The first step in determining whether a foreign divorce will be recognised as valid in Australia is whether that foreign divorce was effected according to the law of that foreign country. If not, then the foreign divorce cannot be treated as valid in Australia.
Then the Court must look at whether the applicant for the foreign divorce, the respondent or both of the parties were domiciled or ordinarily resident in or nationals of that foreign country at the time the foreign divorce proceedings were commenced. The Australian Court is likely to recognise that the foreign divorce, if it is valid in the relevant overseas country and if the respondent to the divorce application was a national of or domiciled or ordinarily resident in that foreign country at the time the divorce application was started.
If those factors do not apply to the respondent, the foreign divorce could be recognised in Australia if the applicant for the foreign divorce was domiciled in the overseas country at the time he or she files for divorce, or if he or she was ordinarily resident in that country at the time of starting the divorce proceedings and had been ordinarily resident there for the previous 12 months, or was at that time a national of that country. In some circumstances it would also be relevant that the parties last lived together in that foreign country.
Finally, in order for a foreign divorce to be recognised as valid in Australia, the Australian Court must be satisfied that both parties were afforded natural justice. That is, were each of them made aware of the application and given an appropriate opportunity to respond to it and, if appropriate in that foreign country, to appear and be heard at the hearing of the divorce application?
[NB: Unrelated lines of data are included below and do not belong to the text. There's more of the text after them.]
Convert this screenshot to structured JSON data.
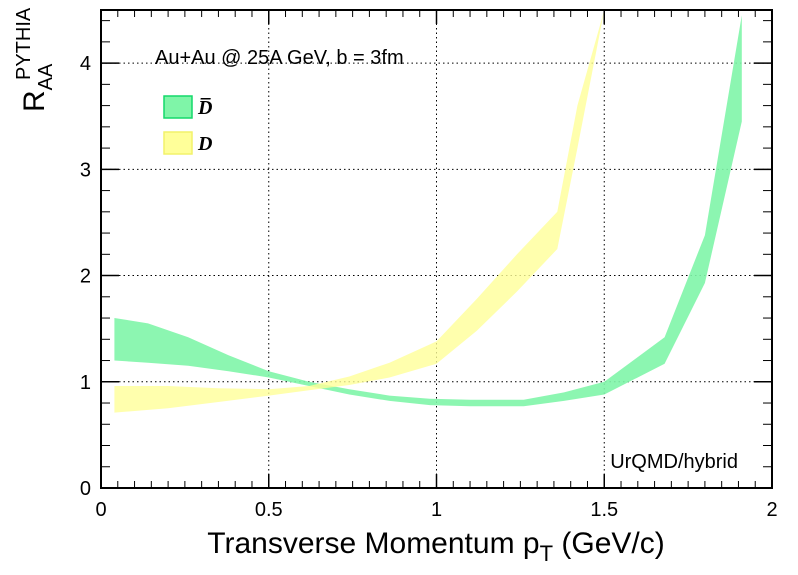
{
  "chart_data": {
    "type": "area",
    "title": "",
    "xlabel": "Transverse Momentum p",
    "xlabel_sub": "T",
    "xlabel_suffix": " (GeV/c)",
    "ylabel": "R",
    "ylabel_sub": "AA",
    "ylabel_sup": "PYTHIA",
    "xlim": [
      0,
      2
    ],
    "ylim": [
      0,
      4.5
    ],
    "x_ticks": [
      0,
      0.5,
      1,
      1.5,
      2
    ],
    "x_tick_labels": [
      "0",
      "0.5",
      "1",
      "1.5",
      "2"
    ],
    "y_ticks": [
      0,
      1,
      2,
      3,
      4
    ],
    "y_tick_labels": [
      "0",
      "1",
      "2",
      "3",
      "4"
    ],
    "grid": true,
    "legend_position": "top-left",
    "annotations": {
      "system": "Au+Au @ 25A GeV, b = 3fm",
      "model": "UrQMD/hybrid"
    },
    "series": [
      {
        "name": "D̅",
        "color_fill": "#7ff5a8",
        "color_edge": "#14d96a",
        "x": [
          0.04,
          0.14,
          0.26,
          0.38,
          0.5,
          0.62,
          0.74,
          0.86,
          0.98,
          1.1,
          1.26,
          1.38,
          1.5,
          1.68,
          1.8,
          1.91
        ],
        "lower": [
          1.2,
          1.18,
          1.15,
          1.1,
          1.04,
          0.96,
          0.88,
          0.82,
          0.78,
          0.77,
          0.77,
          0.82,
          0.88,
          1.17,
          1.93,
          3.45
        ],
        "upper": [
          1.6,
          1.55,
          1.42,
          1.25,
          1.1,
          1.0,
          0.93,
          0.87,
          0.84,
          0.83,
          0.83,
          0.9,
          1.0,
          1.42,
          2.38,
          4.45
        ]
      },
      {
        "name": "D",
        "color_fill": "#ffff99",
        "color_edge": "#f2f26a",
        "x": [
          0.04,
          0.2,
          0.35,
          0.5,
          0.62,
          0.74,
          0.86,
          1.0,
          1.12,
          1.24,
          1.36,
          1.42,
          1.5
        ],
        "lower": [
          0.71,
          0.75,
          0.81,
          0.87,
          0.92,
          0.97,
          1.04,
          1.17,
          1.48,
          1.85,
          2.25,
          3.2,
          4.5
        ],
        "upper": [
          0.96,
          0.96,
          0.94,
          0.93,
          0.96,
          1.05,
          1.18,
          1.38,
          1.78,
          2.2,
          2.6,
          3.6,
          4.5
        ]
      }
    ]
  }
}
What about the laws of a third country?
When an Australian Court recognises a foreign divorce as valid in Australia, either of the parties to that former marriage may then remarry in Australia (so long as they are not still married to someone else at that time). That is the case even if the foreign divorce would not be legal or recognised as valid in some third country.
Australian law does not permit polygamous marriage. Therefore, someone who has been previously married (whether in Australia or elsewhere) must first obtain a divorce (or divorces if there was more than one earlier marriage) before he or she can remarry in Australia.
Australian law will recognise foreign divorces as valid in certain circumstances, taking into account factors such as whether the foreign divorce was obtained in accordance with the laws of that overseas country, of which country the parties were each citizens at the time the divorce proceedings were started and in which country the parties were each living at that time.